Chu Jiangli respondió: "Está permitido asesinarlo".
“En mi vida pasada, no tenía vínculos con nadie, así que recurrí a una medida desesperada. Ahora que he renacido, puedo intentar un asesinato. Con nuestra fuerza combinada, no debería ser demasiado difícil.”
Yu Tang se sintió complacido al saber que se había incluido en el plan.
Esta vez, Chu Jiangli realmente le creyó.
Toc, toc—
Llamaron a la puerta. Chu Jiangli abrió y dijo: «Adelante». Nan Yun entró y dijo: «Maestro de Palacio, los restos de la Secta Hehuan han sido capturados y están encerrados en el calabozo. ¿Qué debemos hacer con ellos?».
Tras su renacimiento, Chu Jiangli revolucionó el mundo de las artes marciales.
Una secta tras otra fue aniquilada.
Especialmente los enemigos de la familia Yu y de la Secta Hehuan, quienes lo envenenaron en su vida anterior.

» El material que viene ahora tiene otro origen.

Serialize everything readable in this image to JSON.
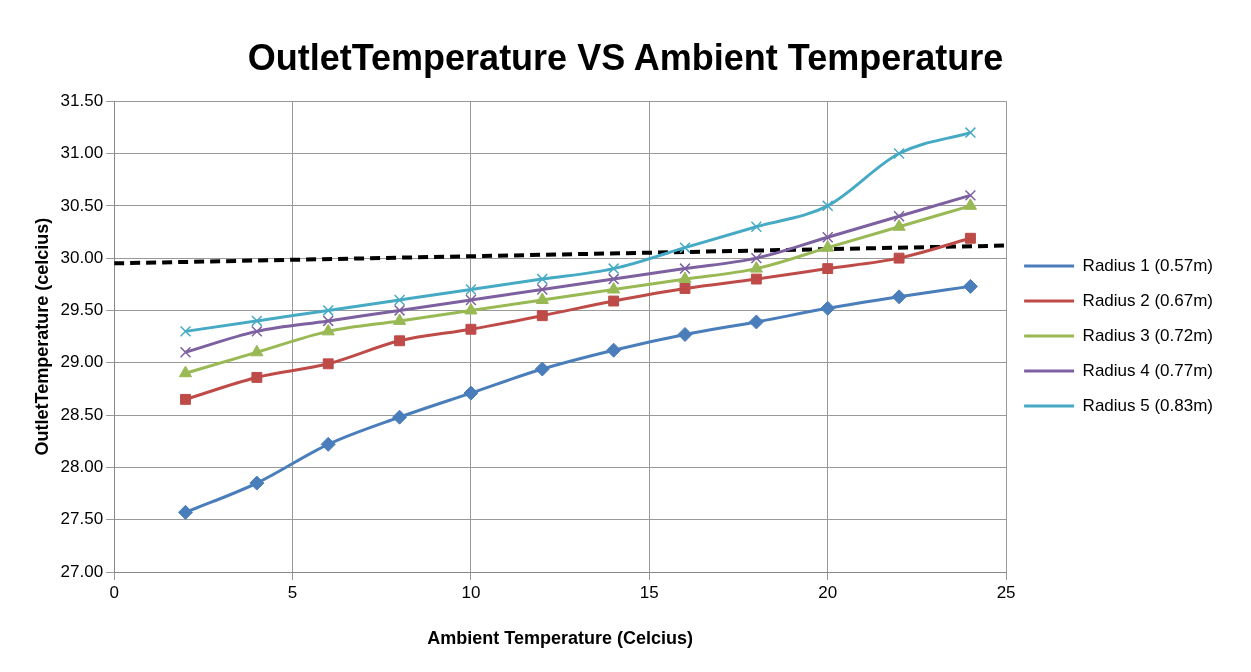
{
  "chart_data": {
    "type": "line",
    "title": "OutletTemperature VS Ambient Temperature",
    "xlabel": "Ambient Temperature (Celcius)",
    "ylabel": "OutletTemperature (celcius)",
    "x": [
      2,
      4,
      6,
      8,
      10,
      12,
      14,
      16,
      18,
      20,
      22,
      24
    ],
    "series": [
      {
        "name": "Radius 1 (0.57m)",
        "color": "#4a7ebb",
        "marker": "diamond",
        "values": [
          27.57,
          27.85,
          28.22,
          28.48,
          28.71,
          28.94,
          29.12,
          29.27,
          29.39,
          29.52,
          29.63,
          29.73
        ]
      },
      {
        "name": "Radius 2 (0.67m)",
        "color": "#be4b48",
        "marker": "square",
        "values": [
          28.65,
          28.86,
          28.99,
          29.21,
          29.32,
          29.45,
          29.59,
          29.71,
          29.8,
          29.9,
          30.0,
          30.19
        ]
      },
      {
        "name": "Radius 3 (0.72m)",
        "color": "#98b954",
        "marker": "triangle",
        "values": [
          28.9,
          29.1,
          29.3,
          29.4,
          29.5,
          29.6,
          29.7,
          29.8,
          29.9,
          30.1,
          30.3,
          30.5
        ]
      },
      {
        "name": "Radius 4 (0.77m)",
        "color": "#7d60a0",
        "marker": "cross",
        "values": [
          29.1,
          29.3,
          29.4,
          29.5,
          29.6,
          29.7,
          29.8,
          29.9,
          30.0,
          30.2,
          30.4,
          30.6
        ]
      },
      {
        "name": "Radius 5 (0.83m)",
        "color": "#46aac5",
        "marker": "cross",
        "values": [
          29.3,
          29.4,
          29.5,
          29.6,
          29.7,
          29.8,
          29.9,
          30.1,
          30.3,
          30.5,
          31.0,
          31.2
        ]
      },
      {
        "type": "line",
        "color": "#000000",
        "line_style": "dashed",
        "marker": "none",
        "x": [
          0,
          25
        ],
        "values": [
          29.95,
          30.12
        ]
      }
    ],
    "xlim": [
      0,
      25
    ],
    "xticks": [
      0,
      5,
      10,
      15,
      20,
      25
    ],
    "ylim": [
      27,
      31.5
    ],
    "yticks": [
      {
        "value": 27,
        "label": "27.00"
      },
      {
        "value": 27.5,
        "label": "27.50"
      },
      {
        "value": 28,
        "label": "28.00"
      },
      {
        "value": 28.5,
        "label": "28.50"
      },
      {
        "value": 29,
        "label": "29.00"
      },
      {
        "value": 29.5,
        "label": "29.50"
      },
      {
        "value": 30,
        "label": "30.00"
      },
      {
        "value": 30.5,
        "label": "30.50"
      },
      {
        "value": 31,
        "label": "31.00"
      },
      {
        "value": 31.5,
        "label": "31.50"
      }
    ],
    "grid": true,
    "legend": "right"
  }
}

Fiel a su principio de no dejar a nadie atrás, infundió temor en todo el mundo de las artes marciales.
Chu Jiangli pensó por un momento y luego regresó con Nanyun.
"Salga y espere. Cuando el doctor Yu y yo hayamos terminado de prepararnos, iremos con usted a echar un vistazo."
La mazmorra estaba húmeda y sofocante.
Cada respiración que das huele a sangre.
Los instrumentos de tortura que colgaban de la pared eran escalofriantes.
Varios supervivientes de la secta Hehuan, heridos y atados a armazones de madera, casi se orinaron de miedo al ver entrar a Chu Jiangli.
Lloraron y le dijeron a Chu Jiangli: "¡Maestro de Palacio Chu, por favor, perdónanos! Fue nuestro líder de secta quien lo ofendió; tenía pensamientos impuros sobre usted. Ahora que ha huido, ¡no puede echarnos toda la culpa a nosotros!".
"Además, no somos nadie en la Secta Hehuan. Ni siquiera nos hemos atrevido a matar a nadie. ¡Por favor, sean magnánimos y déjennos ir!"
Yu Tang escuchaba desde un lado y veía a los jóvenes llorando, con mocos y lágrimas corriendo por sus rostros, y por un momento sintió cierta compasión.
Chu Jiangli sintió que sus dedos se tensaban y preguntó: "Tangtang, ¿qué crees que deberíamos hacer con ellos?"
Yu Tang pensó por un momento, luego sacó un frasco de medicina de su bolsillo, vertió unas cuantas pastillas e hizo que los hombres de Chu Jiangli se las dieran de comer a los demás.